Oggi la Transiberiana pare un grande mercato. Tutto si vende e tutto si compra. Anche qui le distese sono infinite e l’anima profonda della Russia pare sfuggire. Persino a Kapuściński: «La Russia è sì uno spazio vasto e sconfinato, ma questa sua grandezza risulta così schiacciante da mozzare il fiato e impedire il respiro». Solo quando Kapuściński si avvicina alla stazione Jaroslavskij è preso da una specie di sollievo.
La Transiberiana è un’impresa paradossale. Fu voluta strenuamente dallo zar Alessandro III e poi dal figlio Nicola II. Ma venne completata solo nel 1916 quando l’impero implose.Si dice che la rivoluzione d’ottobre venne decisa, in quei giorni, durante un viaggio di sette giorni a bordo di un treno che nel 1917 proveniva da Zurigo e andava verso Pietroburgo. Su quel treno c’era Lenin.

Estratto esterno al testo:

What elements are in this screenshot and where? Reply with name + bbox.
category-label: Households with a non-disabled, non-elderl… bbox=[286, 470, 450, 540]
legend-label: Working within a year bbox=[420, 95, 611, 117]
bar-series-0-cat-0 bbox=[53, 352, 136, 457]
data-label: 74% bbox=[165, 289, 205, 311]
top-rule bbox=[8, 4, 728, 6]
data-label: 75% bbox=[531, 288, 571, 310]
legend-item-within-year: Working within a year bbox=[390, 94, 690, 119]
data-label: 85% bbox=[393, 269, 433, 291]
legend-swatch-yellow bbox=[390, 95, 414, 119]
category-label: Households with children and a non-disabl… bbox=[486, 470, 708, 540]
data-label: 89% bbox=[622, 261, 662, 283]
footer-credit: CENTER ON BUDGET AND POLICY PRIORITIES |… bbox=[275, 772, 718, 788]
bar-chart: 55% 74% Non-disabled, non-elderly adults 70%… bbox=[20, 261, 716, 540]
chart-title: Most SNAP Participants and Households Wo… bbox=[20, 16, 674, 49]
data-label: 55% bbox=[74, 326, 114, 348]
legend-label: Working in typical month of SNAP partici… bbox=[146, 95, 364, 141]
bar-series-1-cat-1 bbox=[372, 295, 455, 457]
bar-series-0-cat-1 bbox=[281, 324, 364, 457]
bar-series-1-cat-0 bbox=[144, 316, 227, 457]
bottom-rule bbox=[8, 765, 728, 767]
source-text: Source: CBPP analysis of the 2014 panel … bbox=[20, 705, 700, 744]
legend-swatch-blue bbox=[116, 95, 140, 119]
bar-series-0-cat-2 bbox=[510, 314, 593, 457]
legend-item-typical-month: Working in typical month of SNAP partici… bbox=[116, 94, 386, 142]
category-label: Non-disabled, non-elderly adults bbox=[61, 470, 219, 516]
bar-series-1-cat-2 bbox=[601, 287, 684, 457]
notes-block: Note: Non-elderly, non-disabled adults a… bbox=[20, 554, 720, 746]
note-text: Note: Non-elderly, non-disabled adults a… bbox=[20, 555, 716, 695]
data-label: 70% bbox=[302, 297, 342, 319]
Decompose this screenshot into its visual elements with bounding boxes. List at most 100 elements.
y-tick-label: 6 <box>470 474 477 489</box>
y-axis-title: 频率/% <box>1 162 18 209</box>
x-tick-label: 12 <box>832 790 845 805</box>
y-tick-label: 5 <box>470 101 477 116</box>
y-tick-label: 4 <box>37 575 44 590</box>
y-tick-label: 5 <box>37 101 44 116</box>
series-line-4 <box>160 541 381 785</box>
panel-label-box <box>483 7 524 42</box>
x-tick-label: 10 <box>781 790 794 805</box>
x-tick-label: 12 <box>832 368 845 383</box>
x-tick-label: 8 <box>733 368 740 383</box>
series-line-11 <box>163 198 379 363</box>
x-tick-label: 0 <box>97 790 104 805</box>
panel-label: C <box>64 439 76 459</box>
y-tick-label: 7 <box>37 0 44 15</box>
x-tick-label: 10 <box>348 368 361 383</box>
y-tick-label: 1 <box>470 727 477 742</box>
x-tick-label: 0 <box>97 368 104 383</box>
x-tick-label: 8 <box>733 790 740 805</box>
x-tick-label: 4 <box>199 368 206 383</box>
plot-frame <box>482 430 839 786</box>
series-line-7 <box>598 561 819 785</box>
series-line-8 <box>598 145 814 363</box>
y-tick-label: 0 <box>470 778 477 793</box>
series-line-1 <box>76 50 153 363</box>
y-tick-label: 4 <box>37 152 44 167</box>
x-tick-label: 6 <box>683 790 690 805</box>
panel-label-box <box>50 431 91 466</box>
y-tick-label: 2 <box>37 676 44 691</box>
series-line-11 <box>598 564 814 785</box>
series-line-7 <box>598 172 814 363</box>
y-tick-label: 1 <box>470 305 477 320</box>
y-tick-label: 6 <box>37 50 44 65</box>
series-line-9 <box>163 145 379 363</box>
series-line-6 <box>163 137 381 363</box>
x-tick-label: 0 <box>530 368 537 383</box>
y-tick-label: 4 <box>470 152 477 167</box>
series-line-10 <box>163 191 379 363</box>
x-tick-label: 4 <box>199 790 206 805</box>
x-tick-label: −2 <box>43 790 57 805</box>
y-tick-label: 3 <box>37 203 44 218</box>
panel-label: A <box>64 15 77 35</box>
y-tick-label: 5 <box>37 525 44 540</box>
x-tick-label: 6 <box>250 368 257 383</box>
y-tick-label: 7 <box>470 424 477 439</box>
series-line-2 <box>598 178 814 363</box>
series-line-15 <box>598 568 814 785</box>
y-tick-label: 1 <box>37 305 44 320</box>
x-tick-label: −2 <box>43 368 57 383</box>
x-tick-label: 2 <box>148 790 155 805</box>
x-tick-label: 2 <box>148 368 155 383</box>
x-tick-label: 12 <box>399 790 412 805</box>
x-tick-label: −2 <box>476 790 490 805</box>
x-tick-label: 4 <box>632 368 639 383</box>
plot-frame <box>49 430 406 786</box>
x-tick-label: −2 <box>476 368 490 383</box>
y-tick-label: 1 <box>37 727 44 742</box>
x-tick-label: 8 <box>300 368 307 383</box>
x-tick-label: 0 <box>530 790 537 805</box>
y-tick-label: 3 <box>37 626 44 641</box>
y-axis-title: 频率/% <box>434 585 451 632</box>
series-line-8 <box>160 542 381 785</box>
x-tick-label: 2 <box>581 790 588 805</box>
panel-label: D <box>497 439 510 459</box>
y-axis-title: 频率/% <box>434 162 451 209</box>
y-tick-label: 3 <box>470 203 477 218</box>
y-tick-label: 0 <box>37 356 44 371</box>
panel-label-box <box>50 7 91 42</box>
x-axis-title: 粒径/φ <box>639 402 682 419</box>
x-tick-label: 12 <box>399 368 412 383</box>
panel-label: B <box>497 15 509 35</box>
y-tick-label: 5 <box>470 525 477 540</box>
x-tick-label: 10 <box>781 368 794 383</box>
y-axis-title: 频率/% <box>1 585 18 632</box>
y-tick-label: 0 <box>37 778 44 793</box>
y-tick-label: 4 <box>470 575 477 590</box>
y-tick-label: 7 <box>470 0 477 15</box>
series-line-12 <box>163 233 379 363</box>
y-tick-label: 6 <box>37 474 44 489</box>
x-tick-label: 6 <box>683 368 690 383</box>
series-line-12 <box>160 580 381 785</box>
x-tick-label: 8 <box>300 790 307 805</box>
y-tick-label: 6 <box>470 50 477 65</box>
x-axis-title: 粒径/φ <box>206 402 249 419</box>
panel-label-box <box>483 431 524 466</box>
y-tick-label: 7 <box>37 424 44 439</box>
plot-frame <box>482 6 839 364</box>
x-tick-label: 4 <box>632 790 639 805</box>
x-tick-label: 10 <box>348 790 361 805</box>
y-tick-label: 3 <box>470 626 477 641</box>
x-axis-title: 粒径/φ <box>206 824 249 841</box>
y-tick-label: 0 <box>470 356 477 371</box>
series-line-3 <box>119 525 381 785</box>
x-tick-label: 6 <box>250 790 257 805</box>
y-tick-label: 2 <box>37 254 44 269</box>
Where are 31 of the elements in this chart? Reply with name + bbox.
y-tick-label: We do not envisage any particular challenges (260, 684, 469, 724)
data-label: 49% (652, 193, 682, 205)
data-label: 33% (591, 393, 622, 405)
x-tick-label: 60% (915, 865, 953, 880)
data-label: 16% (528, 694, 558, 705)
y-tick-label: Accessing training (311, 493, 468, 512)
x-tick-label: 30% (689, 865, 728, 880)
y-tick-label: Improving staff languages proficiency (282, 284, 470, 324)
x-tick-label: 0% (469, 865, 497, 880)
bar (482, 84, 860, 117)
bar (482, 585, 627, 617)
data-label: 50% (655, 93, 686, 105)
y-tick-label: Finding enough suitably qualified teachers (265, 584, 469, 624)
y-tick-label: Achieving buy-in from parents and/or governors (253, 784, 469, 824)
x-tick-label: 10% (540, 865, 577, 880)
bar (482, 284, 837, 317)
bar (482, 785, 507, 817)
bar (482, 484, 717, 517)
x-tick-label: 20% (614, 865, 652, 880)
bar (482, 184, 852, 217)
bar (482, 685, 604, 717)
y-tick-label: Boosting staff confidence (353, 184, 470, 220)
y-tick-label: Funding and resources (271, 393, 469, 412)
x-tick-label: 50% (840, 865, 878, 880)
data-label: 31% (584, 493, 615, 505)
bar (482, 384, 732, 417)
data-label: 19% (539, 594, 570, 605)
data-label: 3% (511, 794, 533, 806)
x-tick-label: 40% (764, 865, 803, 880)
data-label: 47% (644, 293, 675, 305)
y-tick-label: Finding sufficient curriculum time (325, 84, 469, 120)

Qualche anno dopo l’implosione dell’altro impero comunista avvenuta nel 1989, cinque anni dopo la caduta del muro di Berlino, Aleksandr Solzenicyn esule dal 1974, arrivò dagli Stati Uniti a bordo di un aereo fino a Vladivostok. Da qui Solzenicyn percorse tutta la Russia a bordo della Transiberiana in un andare lento senza tappe predefinite. Tutti i deportati lo salutavano alzando una rosa. Alla conferenza stampa poco prima di partire, Solzenicyn disse di volere fare quel viaggio per capire cosa era successo alla Russia e al suo popolo. Concluse dicendo di volere vedere la Siberia perché fino ad allora l’aveva vista «solo dal finestrino di un vagone di prigionieri».